The result of the combination of these pressures is that mining company executives feel like the toothpaste in a tube that is being squeezed by several people at once. And as it happens, one possible solution involves a substance that can have the consistency of toothpaste. This substance is “paste,” a homogeneous non-segregating material defined as tailings with minimal water content that typically sufficient water to allow pumping and pipeline transport. Paste travels as a plug flow and exits the pipe looking and flowing much like toothpaste.

However, paste is only one subset of a larger range of formulations of “thickened tailings,” and the right form for each situation depends on a variety of factors, as we’ll see. For hard rock tailings, the typical slurry densities are:
• Conventional slurry is the most dilute form, typically 30% to 50% solids, and can be moved with a centrifugal pump. Given a water-constrained world, slurry may see less application in future.
• Thickened non-segregating slurry is typically 60% to 65% solids, and can also be moved with a centrifugal pump.
• Filtered tailings, generally over 80% solids, is too thick to pump, and must be moved on a conveyor belt or by truck.

Choosing Between Thickened Tailings and the Alternatives
As with any technology, there are situations in which thickened tailings may be the best solution, and those where other methods may be best.

There is the financial cost of the equipment to be considered, and this cost must be borne before production begins and revenue flows. However, the capital cost is often less than that for the dam needed for conventional slurry deposition. The operating cost may be higher than it is for conventional deposition, partly because of the more complex machinery involved.

There also may be some difficulty predicting the stability of the thickened tailings beaches at the design stage.

Experience has shown that some ores, such as kimberlites, tend to not “thicken” well, have large variability in material characteristics and can flash-set when mixed with cementituous products in backfill.

Technical solutions for these issues will likely develop sooner rather than later, given the need to deal with issues such as those listed at the start of this article.

Another factor is that not all mines have tailings suitable for thickened applications.

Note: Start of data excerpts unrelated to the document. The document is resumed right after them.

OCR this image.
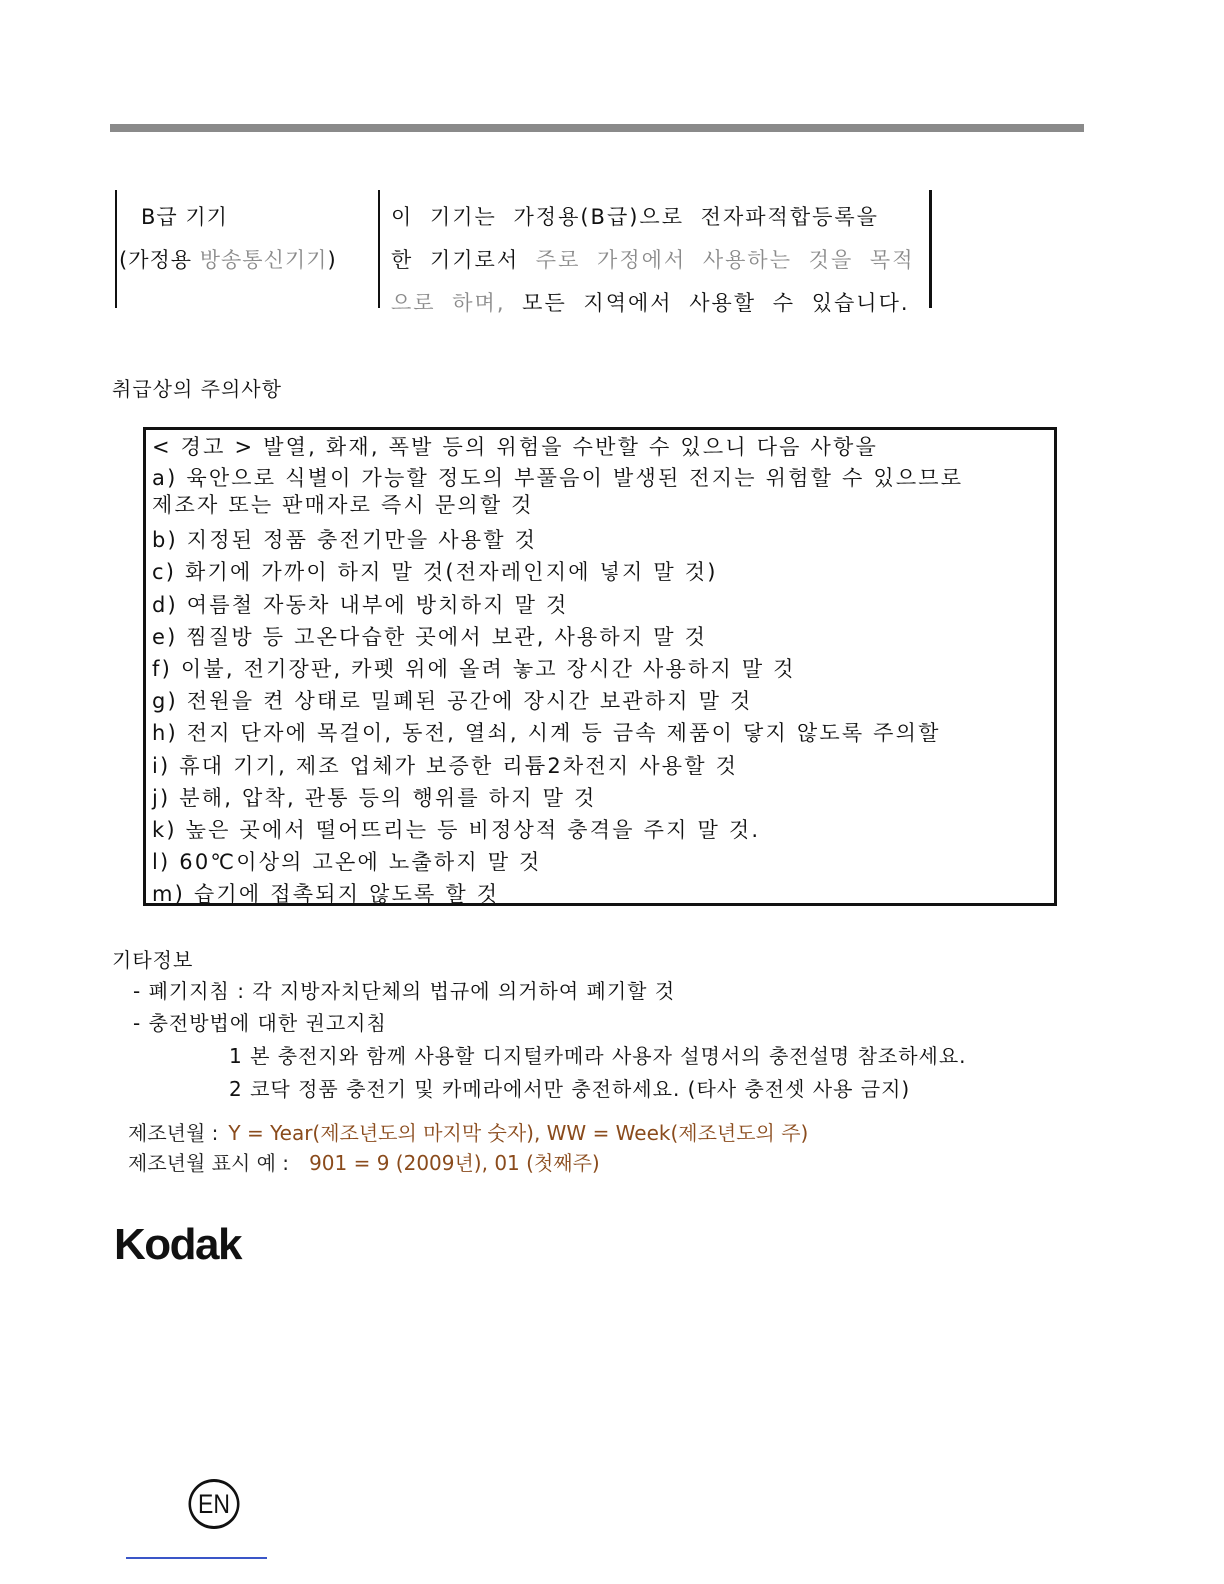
B급 기기
(가정용 방송통신기기)
이 기기는 가정용(B급)으로 전자파적합등록을
한 기기로서 주로 가정에서 사용하는 것을 목적
으로 하며, 모든 지역에서 사용할 수 있습니다.
취급상의 주의사항
< 경고 > 발열, 화재, 폭발 등의 위험을 수반할 수 있으니 다음 사항을
a) 육안으로 식별이 가능할 정도의 부풀음이 발생된 전지는 위험할 수 있으므로
제조자 또는 판매자로 즉시 문의할 것
b) 지정된 정품 충전기만을 사용할 것
c) 화기에 가까이 하지 말 것(전자레인지에 넣지 말 것)
d) 여름철 자동차 내부에 방치하지 말 것
e) 찜질방 등 고온다습한 곳에서 보관, 사용하지 말 것
f) 이불, 전기장판, 카펫 위에 올려 놓고 장시간 사용하지 말 것
g) 전원을 켠 상태로 밀폐된 공간에 장시간 보관하지 말 것
h) 전지 단자에 목걸이, 동전, 열쇠, 시계 등 금속 제품이 닿지 않도록 주의할
i) 휴대 기기, 제조 업체가 보증한 리튬2차전지 사용할 것
j) 분해, 압착, 관통 등의 행위를 하지 말 것
k) 높은 곳에서 떨어뜨리는 등 비정상적 충격을 주지 말 것.
l) 60℃이상의 고온에 노출하지 말 것
m) 습기에 접촉되지 않도록 할 것
기타정보
- 폐기지침 : 각 지방자치단체의 법규에 의거하여 폐기할 것
- 충전방법에 대한 권고지침
1 본 충전지와 함께 사용할 디지털카메라 사용자 설명서의 충전설명 참조하세요.
2 코닥 정품 충전기 및 카메라에서만 충전하세요. (타사 충전셋 사용 금지)
제조년월 : Y = Year(제조년도의 마지막 숫자), WW = Week(제조년도의 주)
제조년월 표시 예 : 901 = 9 (2009년), 01 (첫째주)
Kodak
EN
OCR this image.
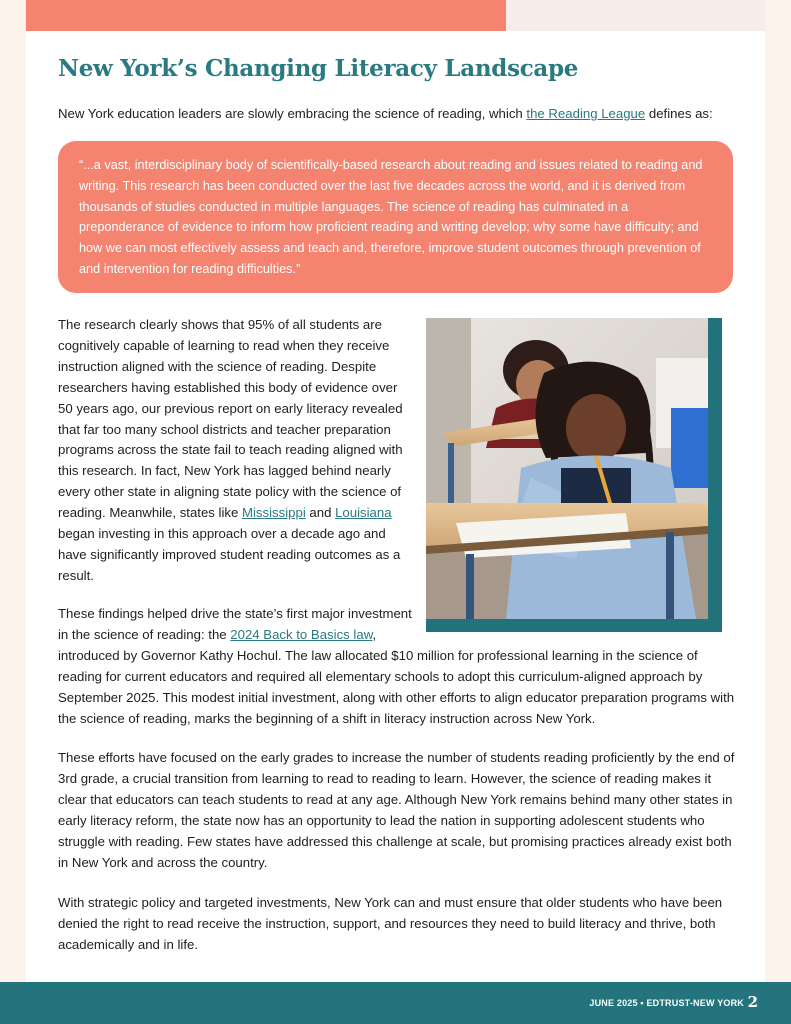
New York’s Changing Literacy Landscape

New York education leaders are slowly embracing the science of reading, which the Reading League defines as:

“...a vast, interdisciplinary body of scientifically-based research about reading and issues related to reading and writing. This research has been conducted over the last five decades across the world, and it is derived from thousands of studies conducted in multiple languages. The science of reading has culminated in a preponderance of evidence to inform how proficient reading and writing develop; why some have difficulty; and how we can most effectively assess and teach and, therefore, improve student outcomes through prevention of and intervention for reading difficulties.”

The research clearly shows that 95% of all students are cognitively capable of learning to read when they receive instruction aligned with the science of reading. Despite researchers having established this body of evidence over 50 years ago, our previous report on early literacy revealed that far too many school districts and teacher preparation programs across the state fail to teach reading aligned with this research. In fact, New York has lagged behind nearly every other state in aligning state policy with the science of reading. Meanwhile, states like Mississippi and Louisiana began investing in this approach over a decade ago and have significantly improved student reading outcomes as a result.

These findings helped drive the state’s first major investment in the science of reading: the 2024 Back to Basics law, introduced by Governor Kathy Hochul. The law allocated $10 million for professional learning in the science of reading for current educators and required all elementary schools to adopt this curriculum-aligned approach by September 2025. This modest initial investment, along with other efforts to align educator preparation programs with the science of reading, marks the beginning of a shift in literacy instruction across New York.

These efforts have focused on the early grades to increase the number of students reading proficiently by the end of 3rd grade, a crucial transition from learning to read to reading to learn. However, the science of reading makes it clear that educators can teach students to read at any age. Although New York remains behind many other states in early literacy reform, the state now has an opportunity to lead the nation in supporting adolescent students who struggle with reading. Few states have addressed this challenge at scale, but promising practices already exist both in New York and across the country.

With strategic policy and targeted investments, New York can and must ensure that older students who have been denied the right to read receive the instruction, support, and resources they need to build literacy and thrive, both academically and in life.

JUNE 2025 • EDTRUST-NEW YORK 2
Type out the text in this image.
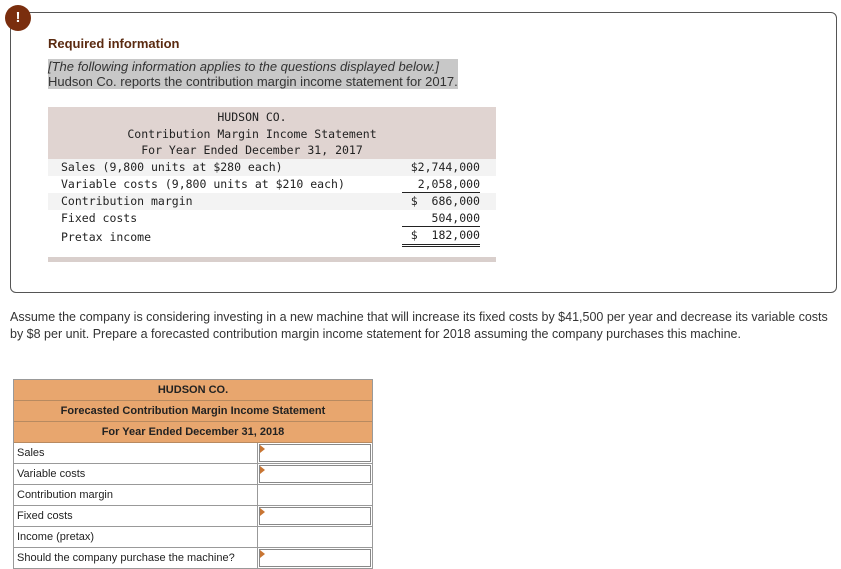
!
Required information
[The following information applies to the questions displayed below.]
Hudson Co. reports the contribution margin income statement for 2017.
HUDSON CO.
Contribution Margin Income Statement
For Year Ended December 31, 2017
Sales (9,800 units at $280 each)	$2,744,000
Variable costs (9,800 units at $210 each)	2,058,000
Contribution margin	$  686,000
Fixed costs	504,000
Pretax income	$  182,000
Assume the company is considering investing in a new machine that will increase its fixed costs by $41,500 per year and decrease its variable costs by $8 per unit. Prepare a forecasted contribution margin income statement for 2018 assuming the company purchases this machine.
HUDSON CO.
Forecasted Contribution Margin Income Statement
For Year Ended December 31, 2018
Sales
Variable costs
Contribution margin
Fixed costs
Income (pretax)
Should the company purchase the machine?
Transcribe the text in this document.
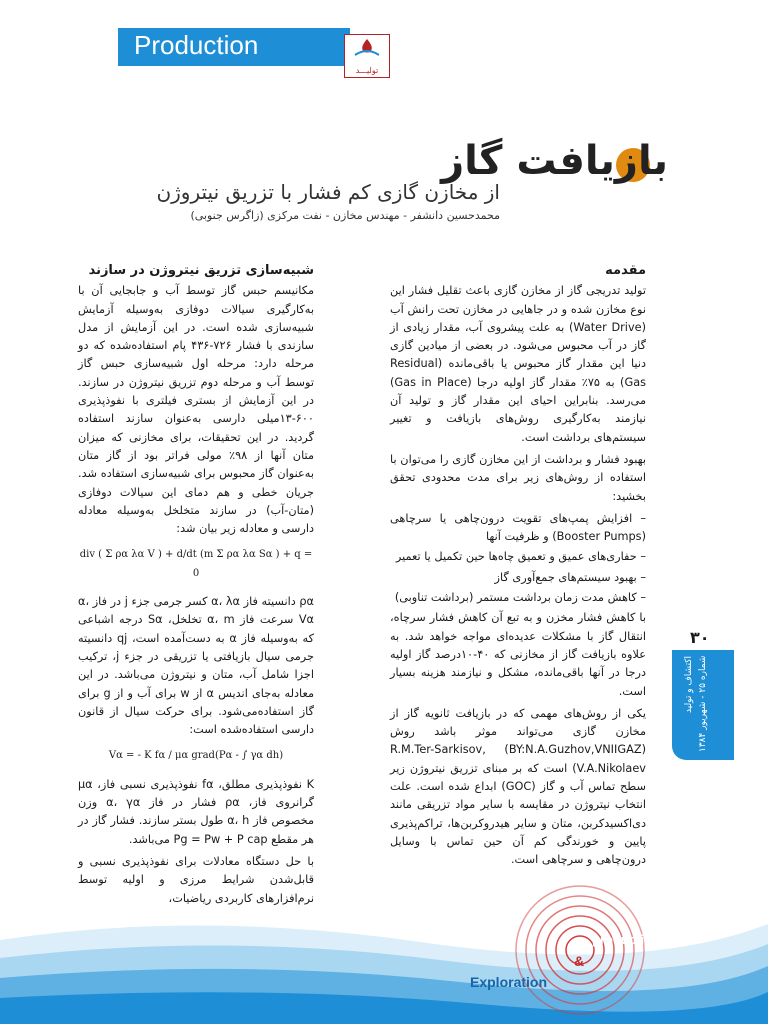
Production
تولیـــد
بازیافت گاز
از مخازن گازی کم فشار با تزریق نیتروژن
محمدحسین دانشفر - مهندس مخازن - نفت مرکزی (زاگرس جنوبی)
مقدمه

تولید تدریجی گاز از مخازن گازی باعث تقلیل فشار این نوع مخازن شده و در جاهایی در مخازن تحت رانش آب (Water Drive) به علت پیشروی آب، مقدار زیادی از گاز در آب محبوس می‌شود. در بعضی از میادین گازی دنیا این مقدار گاز محبوس یا باقی‌مانده (Residual Gas) به ۷۵٪ مقدار گاز اولیه درجا (Gas in Place) می‌رسد. بنابراین احیای این مقدار گاز و تولید آن نیازمند به‌کارگیری روش‌های بازیافت و تغییر سیستم‌های برداشت است.

بهبود فشار و برداشت از این مخازن گازی را می‌توان با استفاده از روش‌های زیر برای مدت محدودی تحقق بخشید:

– افزایش پمپ‌های تقویت درون‌چاهی یا سرچاهی (Booster Pumps) و ظرفیت آنها
– حفاری‌های عمیق و تعمیق چاه‌ها حین تکمیل یا تعمیر
– بهبود سیستم‌های جمع‌آوری گاز
– کاهش مدت زمان برداشت مستمر (برداشت تناوبی)

با کاهش فشار مخزن و به تبع آن کاهش فشار سرچاه، انتقال گاز با مشکلات عدیده‌ای مواجه خواهد شد. به علاوه بازیافت گاز از مخازنی که ۴۰-۱۰درصد گاز اولیه درجا در آنها باقی‌مانده، مشکل و نیازمند هزینه بسیار است.

یکی از روش‌های مهمی که در بازیافت ثانویه گاز از مخازن گازی می‌تواند موثر باشد روش (BY:N.A.Guzhov,VNIIGAZ) R.M.Ter-Sarkisov, V.A.Nikolaev) است که بر مبنای تزریق نیتروژن زیر سطح تماس آب و گاز (GOC) ابداع شده است. علت انتخاب نیتروژن در مقایسه با سایر مواد تزریقی مانند دی‌اکسید‌کربن، متان و سایر هیدروکربن‌ها، تراکم‌پذیری پایین و خورندگی کم آن حین تماس با وسایل درون‌چاهی و سرچاهی است.

شبیه‌سازی تزریق نیتروژن در سازند

مکانیسم حبس گاز توسط آب و جابجایی آن با به‌کارگیری سیالات دوفازی به‌وسیله آزمایش شبیه‌سازی شده است. در این آزمایش از مدل سازندی با فشار ۷۲۶-۴۳۶ پام استفاده‌شده که دو مرحله دارد: مرحله اول شبیه‌سازی حبس گاز توسط آب و مرحله دوم تزریق نیتروژن در سازند. در این آزمایش از بستری فیلتری با نفوذپذیری ۶۰۰-۱۳میلی دارسی به‌عنوان سازند استفاده گردید. در این تحقیقات، برای مخازنی که میزان متان آنها از ۹۸٪ مولی فراتر بود از گاز متان به‌عنوان گاز محبوس برای شبیه‌سازی استفاده شد. جریان خطی و هم دمای این سیالات دوفازی (متان-آب) در سازند متخلخل به‌وسیله معادله دارسی و معادله زیر بیان شد:

div ( Σ ρα λα V ) + d/dt (m Σ ρα λα Sα ) + q = 0

ρα دانسیته فاز α، λα کسر جرمی جزء j در فاز α، Vα سرعت فاز α، m تخلخل، Sα درجه اشباعی که به‌وسیله فاز α به دست‌آمده است، qj دانسیته جرمی سیال بازیافتی یا تزریقی در جزء j، ترکیب اجزا شامل آب، متان و نیتروژن می‌باشد. در این معادله به‌جای اندیس α از w برای آب و از g برای گاز استفاده‌می‌شود. برای حرکت سیال از قانون دارسی استفاده‌شده است:

Vα = - K fα / μα grad(Pα - ∫ γα dh)

K نفوذپذیری مطلق، fα نفوذپذیری نسبی فاز، μα گرانروی فاز، ρα فشار در فاز α، γα وزن مخصوص فاز α، h طول بستر سازند. فشار گاز در هر مقطع Pg = Pw + P cap می‌باشد.

با حل دستگاه معادلات برای نفوذپذیری نسبی و قابل‌شدن شرایط مرزی و اولیه توسط نرم‌افزارهای کاربردی ریاضیات،

۳۰
اکتشاف و تولید
شماره ۲۵ - شهریور ۱۳۸۴
production
&
Exploration
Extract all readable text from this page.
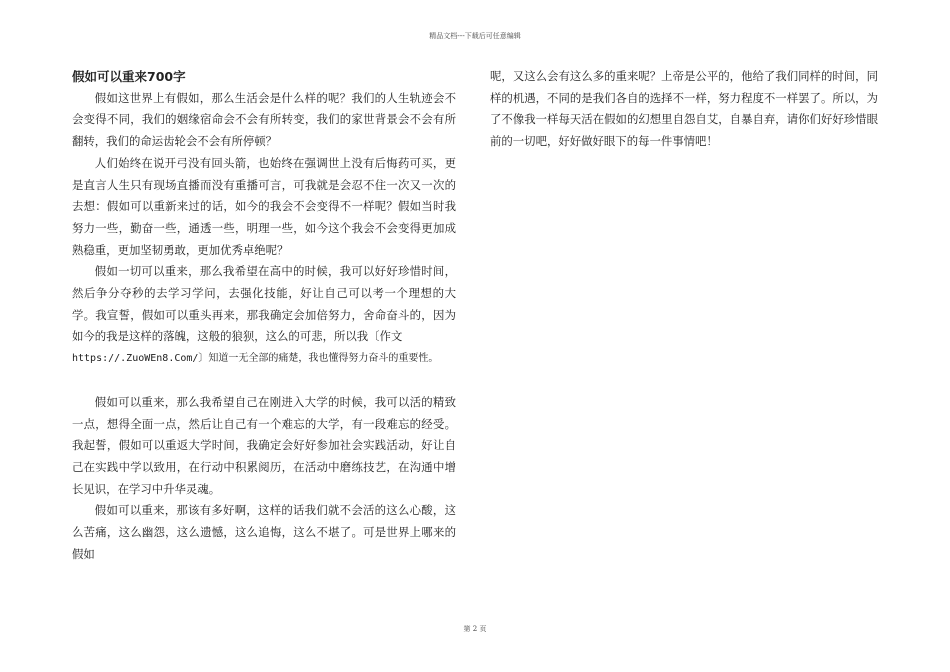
精品文档---下载后可任意编辑
假如可以重来700字

假如这世界上有假如，那么生活会是什么样的呢？我们的人生轨迹会不会变得不同，我们的姻缘宿命会不会有所转变，我们的家世背景会不会有所翻转，我们的命运齿轮会不会有所停顿？

人们始终在说开弓没有回头箭，也始终在强调世上没有后悔药可买，更是直言人生只有现场直播而没有重播可言，可我就是会忍不住一次又一次的去想：假如可以重新来过的话，如今的我会不会变得不一样呢？假如当时我努力一些，勤奋一些，通透一些，明理一些，如今这个我会不会变得更加成熟稳重，更加坚韧勇敢，更加优秀卓绝呢？

假如一切可以重来，那么我希望在高中的时候，我可以好好珍惜时间，然后争分夺秒的去学习学问，去强化技能，好让自己可以考一个理想的大学。我宣誓，假如可以重头再来，那我确定会加倍努力，舍命奋斗的，因为如今的我是这样的落魄，这般的狼狈，这么的可悲，所以我〔作文

https://.ZuoWEn8.Com/〕知道一无全部的痛楚，我也懂得努力奋斗的重要性。

假如可以重来，那么我希望自己在刚进入大学的时候，我可以活的精致一点，想得全面一点，然后让自己有一个难忘的大学，有一段难忘的经受。我起誓，假如可以重返大学时间，我确定会好好参加社会实践活动，好让自己在实践中学以致用，在行动中积累阅历，在活动中磨练技艺，在沟通中增长见识，在学习中升华灵魂。

假如可以重来，那该有多好啊，这样的话我们就不会活的这么心酸，这么苦痛，这么幽怨，这么遗憾，这么追悔，这么不堪了。可是世界上哪来的假如

呢，又这么会有这么多的重来呢？上帝是公平的，他给了我们同样的时间，同样的机遇，不同的是我们各自的选择不一样，努力程度不一样罢了。所以，为了不像我一样每天活在假如的幻想里自怨自艾，自暴自弃，请你们好好珍惜眼前的一切吧，好好做好眼下的每一件事情吧！

第 2 页
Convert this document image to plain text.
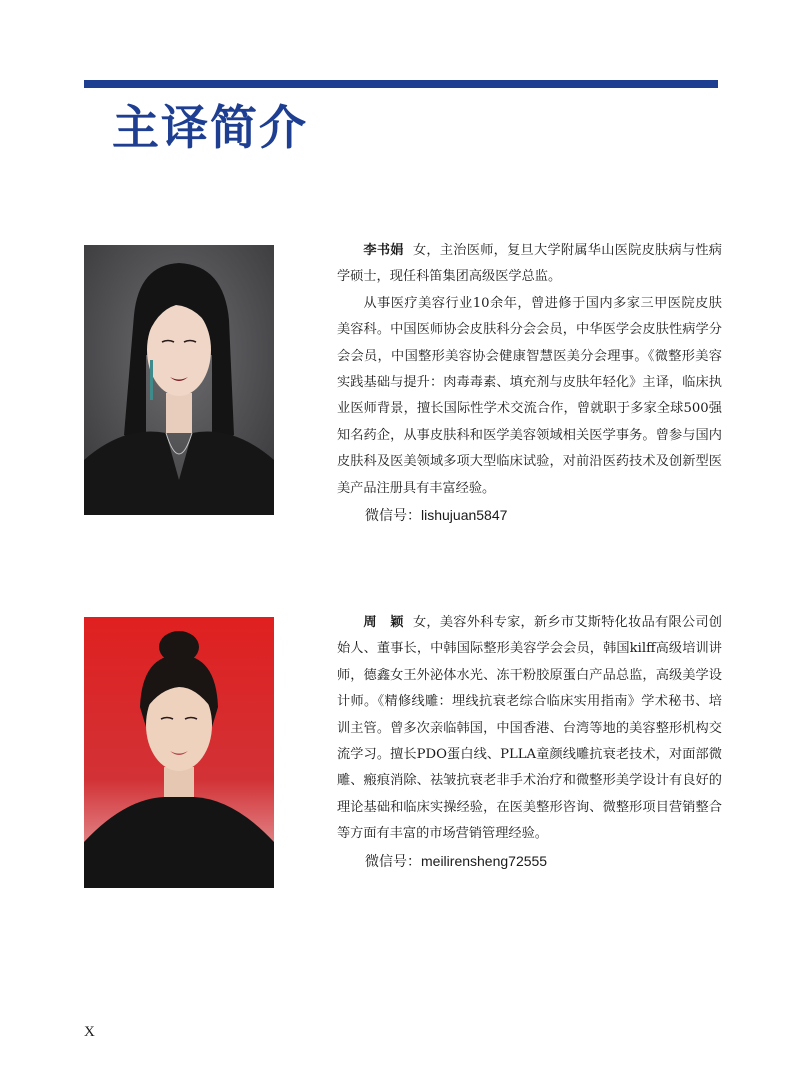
主译简介

李书娟 女，主治医师，复旦大学附属华山医院皮肤病与性病学硕士，现任科笛集团高级医学总监。

从事医疗美容行业10余年，曾进修于国内多家三甲医院皮肤美容科。中国医师协会皮肤科分会会员，中华医学会皮肤性病学分会会员，中国整形美容协会健康智慧医美分会理事。《微整形美容实践基础与提升：肉毒毒素、填充剂与皮肤年轻化》主译，临床执业医师背景，擅长国际性学术交流合作，曾就职于多家全球500强知名药企，从事皮肤科和医学美容领域相关医学事务。曾参与国内皮肤科及医美领域多项大型临床试验，对前沿医药技术及创新型医美产品注册具有丰富经验。

微信号：lishujuan5847

周　颖 女，美容外科专家，新乡市艾斯特化妆品有限公司创始人、董事长，中韩国际整形美容学会会员，韩国kilff高级培训讲师，德鑫女王外泌体水光、冻干粉胶原蛋白产品总监，高级美学设计师。《精修线雕：埋线抗衰老综合临床实用指南》学术秘书、培训主管。曾多次亲临韩国，中国香港、台湾等地的美容整形机构交流学习。擅长PDO蛋白线、PLLA童颜线雕抗衰老技术，对面部微雕、瘢痕消除、祛皱抗衰老非手术治疗和微整形美学设计有良好的理论基础和临床实操经验，在医美整形咨询、微整形项目营销整合等方面有丰富的市场营销管理经验。

微信号：meilirensheng72555

X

Some of this is because a major factor in the behavior of the thickened tailings is the grain size. Mine managers will generally choose a grain size that maximizes recovery, and this is not necessarily the optimal size for thickening purposes. However, as mining companies become increasingly concerned with closure and ongoing costs, this picture may change.

One of the most important benefits to tailings thickening is that it can reduce or eliminate the risk posed by ponded water on top of conventional tailings sites. This significantly reduces ongoing post-closure costs and liabilities. While thickened tailings cannot for the foreseeable future promise complete “walk-away closure,” it is a big step toward that elusive but desirable goal.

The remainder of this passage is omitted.